Discussion
Pediatric cardiac fibromas require prompt surgical attention. Due to the
less invasive and benign nature, surgical treatment is considered
relatively safe, with low intraoperative and post-operative morbidity
and mortality rates.2,7 The diagnosis itself is an
indication for resection, but may also include the presence of cardiac,
pulmonary, or neurogenic symptoms, abnormal ECG findings, and evidence
of hemodynamic impairment on echocardiogram. The presentation of the
reported cardiac fibroma is not uncommon. A 42-year experience with
pediatric cardiac tumors from Boston Children’s Hospital reported that,
compared to other tumors of the heart, fibromas were more likely to
present with clinically significant arrhythmias.9 This
patient was successfully stabilized with cardioversion and managed
medically while he was evaluated for surgical resection.

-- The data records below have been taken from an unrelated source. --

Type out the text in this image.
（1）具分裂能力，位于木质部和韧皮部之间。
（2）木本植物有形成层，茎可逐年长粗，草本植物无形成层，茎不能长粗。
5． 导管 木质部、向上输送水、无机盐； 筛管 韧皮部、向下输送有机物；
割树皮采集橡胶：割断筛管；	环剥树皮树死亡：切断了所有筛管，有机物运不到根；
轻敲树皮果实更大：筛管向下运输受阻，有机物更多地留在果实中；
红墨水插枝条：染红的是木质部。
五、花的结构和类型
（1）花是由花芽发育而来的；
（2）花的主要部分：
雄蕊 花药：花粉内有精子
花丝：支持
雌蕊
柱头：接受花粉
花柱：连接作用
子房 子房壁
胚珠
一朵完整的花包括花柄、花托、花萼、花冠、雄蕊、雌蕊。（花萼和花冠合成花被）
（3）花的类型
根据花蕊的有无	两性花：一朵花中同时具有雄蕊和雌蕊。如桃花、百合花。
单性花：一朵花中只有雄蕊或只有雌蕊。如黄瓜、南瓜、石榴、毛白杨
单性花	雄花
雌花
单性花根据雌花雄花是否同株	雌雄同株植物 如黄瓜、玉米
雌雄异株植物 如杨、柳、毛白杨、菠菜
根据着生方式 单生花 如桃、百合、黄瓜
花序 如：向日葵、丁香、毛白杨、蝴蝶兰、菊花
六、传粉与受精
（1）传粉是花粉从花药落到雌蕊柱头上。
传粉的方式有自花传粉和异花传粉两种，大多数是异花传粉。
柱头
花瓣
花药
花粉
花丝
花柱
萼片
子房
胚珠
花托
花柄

Echocardiography and MRI allowed for the tumor margins and architecture
to be assessed adequately and for a surgical strategy to be planned.
The concurrent diagnosis of COVID-19 added a layer of complexity.

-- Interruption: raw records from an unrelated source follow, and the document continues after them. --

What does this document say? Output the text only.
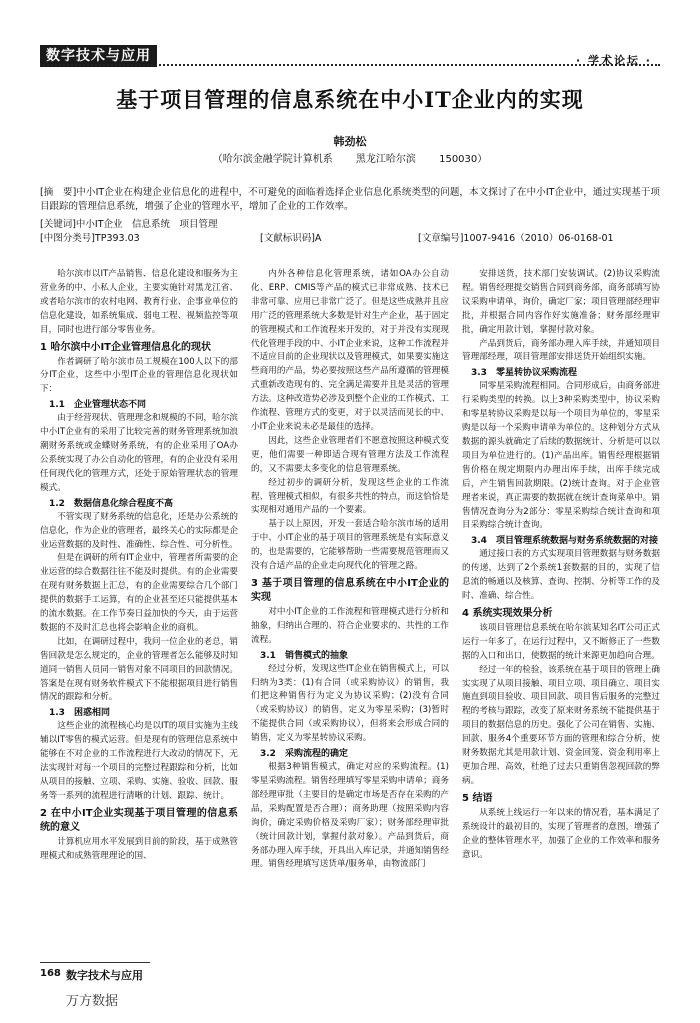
数字技术与应用	· 学术论坛 ·
基于项目管理的信息系统在中小IT企业内的实现
韩劲松
（哈尔滨金融学院计算机系 黑龙江哈尔滨 150030）
[摘　要]中小IT企业在构建企业信息化的进程中，不可避免的面临着选择企业信息化系统类型的问题，本文探讨了在中小IT企业中，通过实现基于项目跟踪的管理信息系统，增强了企业的管理水平，增加了企业的工作效率。
[关键词]中小IT企业　信息系统　项目管理
[中图分类号]TP393.03	[文献标识码]A	[文章编号]1007-9416（2010）06-0168-01

哈尔滨市以IT产品销售、信息化建设和服务为主营业务的中、小私人企业，主要实施针对黑龙江省、或者哈尔滨市的农村电网、教育行业、企事业单位的信息化建设，如系统集成、弱电工程、视频监控等项目，同时也进行部分零售业务。

1 哈尔滨中小IT企业管理信息化的现状

作者调研了哈尔滨市员工规模在100人以下的部分IT企业，这些中小型IT企业的管理信息化现状如下：

1.1　企业管理状态不同

由于经营现状、管理理念和规模的不同，哈尔滨中小IT企业有的采用了比较完善的财务管理系统加浪潮财务系统或金蝶财务系统，有的企业采用了OA办公系统实现了办公自动化的管理，有的企业没有采用任何现代化的管理方式，还处于原始管理状态的管理模式。

1.2　数据信息化综合程度不高

不管实现了财务系统的信息化，还是办公系统的信息化，作为企业的管理者，最终关心的实际都是企业运营数据的及时性、准确性、综合性、可分析性。

但是在调研的所有IT企业中，管理者所需要的企业运营的综合数据往往不能及时提供。有的企业需要在现有财务数据上汇总，有的企业需要综合几个部门提供的数据手工运算，有的企业甚至还只能提供基本的流水数据。在工作节奏日益加快的今天，由于运营数据的不及时汇总也将会影响企业的商机。

比如，在调研过程中，我问一位企业的老总，销售回款是怎么规定的，企业的管理者怎么能够及时知道同一销售人员同一销售对象不同项目的回款情况。答案是在现有财务软件模式下不能根据项目进行销售情况的跟踪和分析。

1.3　困惑相同

这些企业的流程核心均是以IT的项目实施为主线辅以IT零售的模式运营。但是现有的管理信息系统中能够在不对企业的工作流程进行大改动的情况下，无法实现针对每一个项目的完整过程跟踪和分析，比如从项目的接触、立项、采购、实施、验收、回款、服务等一系列的流程进行清晰的计划、跟踪、统计。

2 在中小IT企业实现基于项目管理的信息系统的意义

计算机应用水平发展到目前的阶段，基于成熟管理模式和成熟管理理论的国、

内外各种信息化管理系统，诸如OA办公自动化、ERP、CMIS等产品的模式已非常成熟、技术已非常可靠、应用已非常广泛了。但是这些成熟并且应用广泛的管理系统大多数是针对生产企业，基于固定的管理模式和工作流程来开发的，对于并没有实现现代化管理手段的中、小IT企业来说，这种工作流程并不适应目前的企业现状以及管理模式，如果要实施这些商用的产品，势必要按照这些产品所遵循的管理模式重新改造现有的、完全满足需要并且是灵活的管理方法。这种改造势必涉及到整个企业的工作模式、工作流程、管理方式的变更，对于以灵活而见长的中、小IT企业来说未必是最佳的选择。

因此，这些企业管理者们不愿意按照这种模式变更，他们需要一种即适合现有管理方法及工作流程的，又不需要太多变化的信息管理系统。

经过初步的调研分析，发现这些企业的工作流程、管理模式相似，有很多共性的特点，而这恰恰是实现相对通用产品的一个要素。

基于以上原因，开发一套适合哈尔滨市场的适用于中、小IT企业的基于项目的管理系统是有实际意义的，也是需要的，它能够帮助一些需要规范管理而又没有合适产品的企业走向现代化的管理之路。

3 基于项目管理的信息系统在中小IT企业的实现

对中小IT企业的工作流程和管理模式进行分析和抽象，归纳出合理的、符合企业要求的、共性的工作流程。

3.1　销售模式的抽象

经过分析，发现这些IT企业在销售模式上，可以归纳为3类：(1)有合同（或采购协议）的销售，我们把这种销售行为定义为协议采购；(2)没有合同（或采购协议）的销售，定义为零星采购；(3)暂时不能提供合同（或采购协议），但将来会形成合同的销售，定义为零星转协议采购。

3.2　采购流程的确定

根据3种销售模式，确定对应的采购流程。(1)零星采购流程。销售经理填写零星采购申请单；商务部经理审批（主要目的是确定市场是否存在采购的产品，采购配置是否合理）；商务助理（按照采购内容询价，确定采购价格及采购厂家）；财务部经理审批（统计回款计划，掌握付款对象）。产品到货后，商务部办理入库手续，开具出入库记录，并通知销售经理。销售经理填写送货单/服务单，由物流部门

安排送货，技术部门安装调试。(2)协议采购流程。销售经理提交销售合同到商务部，商务部填写协议采购申请单，询价，确定厂家；项目管理部经理审批，并根据合同内容作好实施准备；财务部经理审批，确定用款计划，掌握付款对象。

产品到货后，商务部办理入库手续，并通知项目管理部经理，项目管理部安排送货开始组织实施。

3.3　零星转协议采购流程

同零星采购流程相同。合同形成后，由商务部进行采购类型的转换。以上3种采购类型中，协议采购和零星转协议采购是以每一个项目为单位的，零星采购是以每一个采购申请单为单位的。这种划分方式从数据的源头就确定了后续的数据统计、分析是可以以项目为单位进行的。(1)产品出库。销售经理根据销售价格在规定期限内办理出库手续，出库手续完成后，产生销售回款期限。(2)统计查询。对于企业管理者来说，真正需要的数据就在统计查询菜单中。销售情况查询分为2部分：零星采购综合统计查询和项目采购综合统计查询。

3.4　项目管理系统数据与财务系统数据的对接

通过接口表的方式实现项目管理数据与财务数据的传递，达到了2个系统1套数据的目的，实现了信息流的畅通以及核算、查询、控制、分析等工作的及时、准确、综合性。

4 系统实现效果分析

该项目管理信息系统在哈尔滨某知名IT公司正式运行一年多了，在运行过程中，又不断修正了一些数据的入口和出口，使数据的统计来源更加趋向合理。

经过一年的检验，该系统在基于项目的管理上确实实现了从项目接触、项目立项、项目确立、项目实施直到项目验收、项目回款、项目售后服务的完整过程的考核与跟踪，改变了原来财务系统不能提供基于项目的数据信息的历史。强化了公司在销售、实施、回款、服务4个重要环节方面的管理和综合分析，使财务数据尤其是用款计划、资金回笼、资金利用率上更加合理、高效，杜绝了过去只重销售忽视回款的弊病。

5 结语

从系统上线运行一年以来的情况看，基本满足了系统设计的最初目的，实现了管理者的意图，增强了企业的整体管理水平，加强了企业的工作效率和服务意识。

168 数字技术与应用
万方数据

Fortunately, the only side-effect experienced was a delay in definitive
treatment. While this novel virus is known to cause cardiac arrhythmias
in adults, it is difficult to speculate as to whether the virus
precipitated the tachyarrhythmia or whether the tachyarrhythmia
associated with the cardiac fibroma might have occurred independent of
the viral illness.10 Once the child was diagnosed with
COVID-19, an alternative plan needed to be fashioned to ensure patient
safety. There are no consensus guidelines for triaging this unique
patient.11 The care team prioritized the immediate
risk to his life; the arrhythmia secondary to the cardiac fibroma. Once
stable on medical management, the child then was sent home with close
follow-up to recover from a relative asymptomatic COVID-19 infection.

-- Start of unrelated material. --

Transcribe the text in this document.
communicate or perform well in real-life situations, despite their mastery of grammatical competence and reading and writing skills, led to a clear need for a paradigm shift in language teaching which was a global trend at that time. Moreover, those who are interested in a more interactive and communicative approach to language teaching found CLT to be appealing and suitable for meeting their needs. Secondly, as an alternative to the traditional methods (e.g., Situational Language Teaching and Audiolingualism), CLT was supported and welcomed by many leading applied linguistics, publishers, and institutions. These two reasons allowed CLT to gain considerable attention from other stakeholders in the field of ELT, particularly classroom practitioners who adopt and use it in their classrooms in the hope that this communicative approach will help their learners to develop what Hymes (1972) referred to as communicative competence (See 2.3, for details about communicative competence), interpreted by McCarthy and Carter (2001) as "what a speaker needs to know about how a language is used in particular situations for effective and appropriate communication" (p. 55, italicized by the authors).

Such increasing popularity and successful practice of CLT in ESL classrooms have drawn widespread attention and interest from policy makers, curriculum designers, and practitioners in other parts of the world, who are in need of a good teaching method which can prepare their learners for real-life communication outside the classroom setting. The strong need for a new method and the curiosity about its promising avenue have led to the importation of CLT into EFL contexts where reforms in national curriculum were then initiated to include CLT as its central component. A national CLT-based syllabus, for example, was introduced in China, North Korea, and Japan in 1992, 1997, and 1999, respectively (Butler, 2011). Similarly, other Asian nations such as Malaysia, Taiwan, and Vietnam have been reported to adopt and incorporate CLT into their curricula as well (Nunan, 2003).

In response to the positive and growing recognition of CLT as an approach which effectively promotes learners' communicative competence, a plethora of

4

The patient returned three weeks later with a negative test for COVID-19
and underwent surgical resection.
This case report highlights critical dilemmas faced by the health care
community during this pandemic. How do we care for a patient with a
life-threatening condition that concurrently presents with COVID-19? And
how do we quantify the risk of exposing surgical and medical personnel
to the risk of delaying treatment of a potentially lethal condition? A
case such as this requires a large amount of specialized healthcare
personnel to care for the patient. The risk to healthcare workers is
significant during this pandemic and has the potential to cripple a
congenital cardiac program if one were to contract the virus. On the
other hand, this child experienced a potentially malignant arrhythmia
with a very treatable cause. Treatment decisions, especially in cases
such as this, require a thoughtful risk benefit analysis and consensus
by the entire treatment team. In summery we present the successful
treatment of a pediatric cardiac fibroma in the setting of a COVID-19
diagnosis.
Figure 1 : Electrocardiogram at presentation shows a wide
complex tachycardia with atrioventricular dissociation at 270 bpm with a
right bundle branch block pattern, negative complexes in the inferior
leads (II, III and aVF) and left sided leads (I, VL, V4-6) suggesting a
more apical origin near the free wall of the left ventricle.